The Toppling of a transmitter mast

[elivian]

About a week ago a big transmitter mast has fallen. The transmitter mast was about 100 meters high, is it possible to calculate how long it took before it touched the ground without knowing it's weight? The time starts as soon as the mast starts falling. I need the answer for my school exam and since I couldn't find the answer anywhere on the net I hope you can help solve this...

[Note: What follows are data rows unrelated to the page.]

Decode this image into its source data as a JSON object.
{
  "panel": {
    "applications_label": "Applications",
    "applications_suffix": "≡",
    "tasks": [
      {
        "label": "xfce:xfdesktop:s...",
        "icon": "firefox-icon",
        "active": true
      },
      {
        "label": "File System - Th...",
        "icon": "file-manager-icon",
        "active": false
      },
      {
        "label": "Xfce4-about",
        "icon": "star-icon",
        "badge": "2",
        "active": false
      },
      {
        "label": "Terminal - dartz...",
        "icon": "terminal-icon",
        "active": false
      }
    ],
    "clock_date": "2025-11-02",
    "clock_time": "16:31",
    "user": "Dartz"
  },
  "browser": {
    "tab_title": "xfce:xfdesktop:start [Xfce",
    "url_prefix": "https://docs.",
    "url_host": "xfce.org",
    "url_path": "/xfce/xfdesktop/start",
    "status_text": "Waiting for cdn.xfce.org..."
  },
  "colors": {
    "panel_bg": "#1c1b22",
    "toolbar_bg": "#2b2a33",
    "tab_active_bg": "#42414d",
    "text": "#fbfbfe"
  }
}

(the air friction is negligible as well as the thickness of the mast)

 

[HallsofIvy]

Without knowing exactly HOW it fell it's impossible to say. Certainly one can calculate that the time required for an object to fall directly down from 100 m (ignoring air resistance) is \sqrt{200/9.8} which is about 4.5 seconds.

 

[elivian]

Let's assume it was just nearly standing sraight upright when it fell. The bottom of the mast is the center of rotation. So the top will move in a quarter of a circle to the ground.

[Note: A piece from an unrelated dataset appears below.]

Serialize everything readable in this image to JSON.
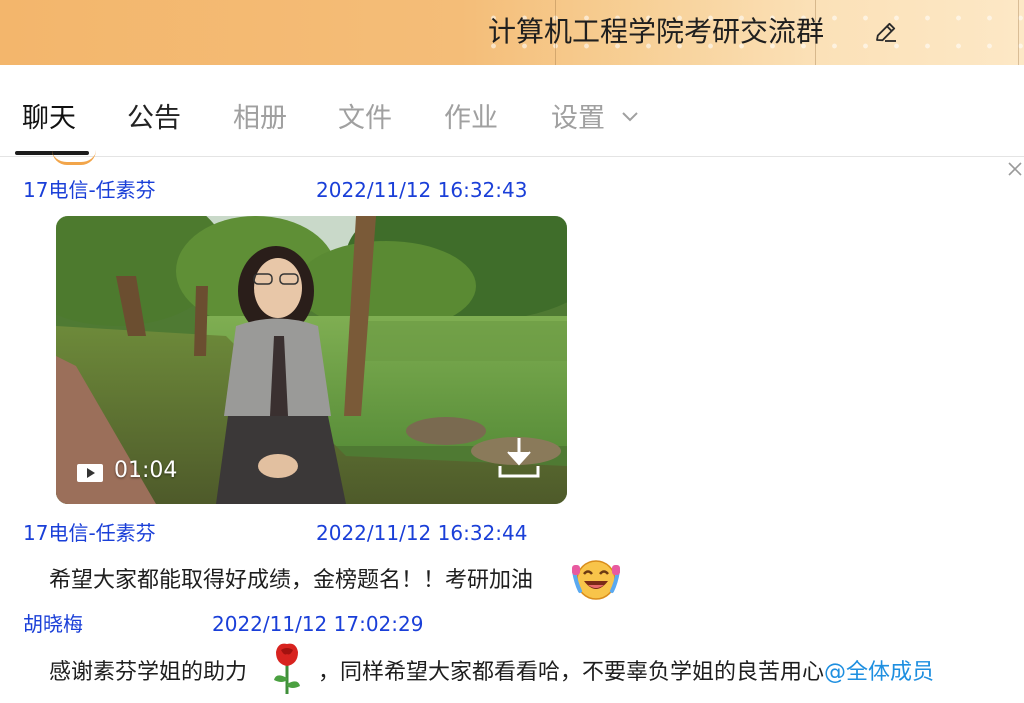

I did some calculations, in the end I found this formula but I don't know if it's correct/fully correct.

9.81 * cos(h) = a

the h is the angle between the ground and the transmitting mast
the a is the acceleration at a specific point (h)

I guess this is not all, isn't it?

 

[Tide]

The problem is that the time it takes to fall depends critically on the initial deviation of the tower from its vertical position. You'll find that as the initial deviation is made arbitrarily small the time it takes to fall becomes arbitrarily large.

 

[elivian]

And what if the mast starts at 45% with no speed? Is there any formula about this all?

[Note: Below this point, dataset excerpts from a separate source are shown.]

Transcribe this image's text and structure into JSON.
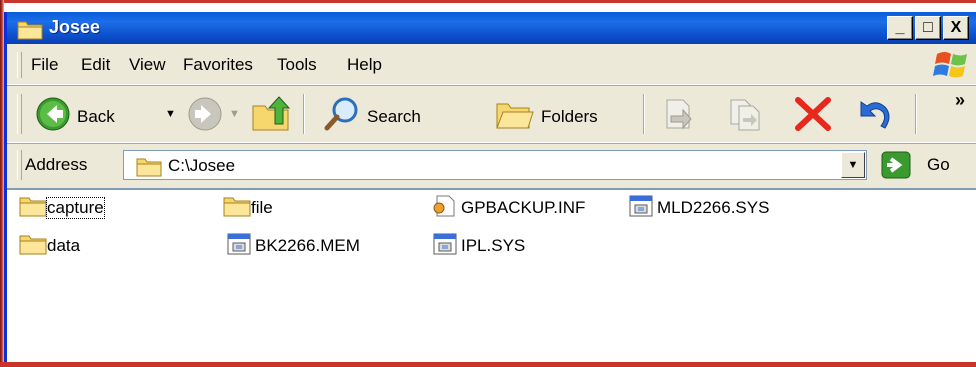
{
  "window": {
    "title": "Josee",
    "buttons": {
      "minimize": "_",
      "maximize": "□",
      "close": "X"
    }
  },
  "menu": [
    "File",
    "Edit",
    "View",
    "Favorites",
    "Tools",
    "Help"
  ],
  "toolbar": {
    "back_label": "Back",
    "search_label": "Search",
    "folders_label": "Folders",
    "overflow_label": "»"
  },
  "address": {
    "label": "Address",
    "value": "C:\\Josee",
    "go_label": "Go"
  },
  "files": [
    {
      "name": "capture",
      "type": "folder"
    },
    {
      "name": "file",
      "type": "folder"
    },
    {
      "name": "GPBACKUP.INF",
      "type": "inf"
    },
    {
      "name": "MLD2266.SYS",
      "type": "sys"
    },
    {
      "name": "data",
      "type": "folder"
    },
    {
      "name": "BK2266.MEM",
      "type": "sys"
    },
    {
      "name": "IPL.SYS",
      "type": "sys"
    }
  ],
  "colors": {
    "title_bar": "#0a5bd8",
    "chrome": "#ece9d8",
    "frame_accent": "#c8352a",
    "folder": "#f5d76e"
  }
}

Since this will just be a start for a formula about a chain of toppling domino's I need to a formula for the falling of a domino or comparable a transmitter mast...

 

[Tide]

Yes, it can be done but it's not really trivial!

If the base is fixed at a point and R is the distance from the base to the center of gravity of the transmitter then the torque is \tau = -R mg \cos \theta. But this is equal to the moment of inertia (I) times the angular acceleration so that
I \frac {d^2 \theta}{dt^2} = -R m g \cos \theta
which you will need to solve to find the time it takes to fall. Basically, it's like a pendulum with very large amplitude.

 

[elivian]

The latex graphics won't load, i tried to deciver the formula but it's too difficult, what's theta? what's mg mass * 9.81? Can you please explain it in a easy way?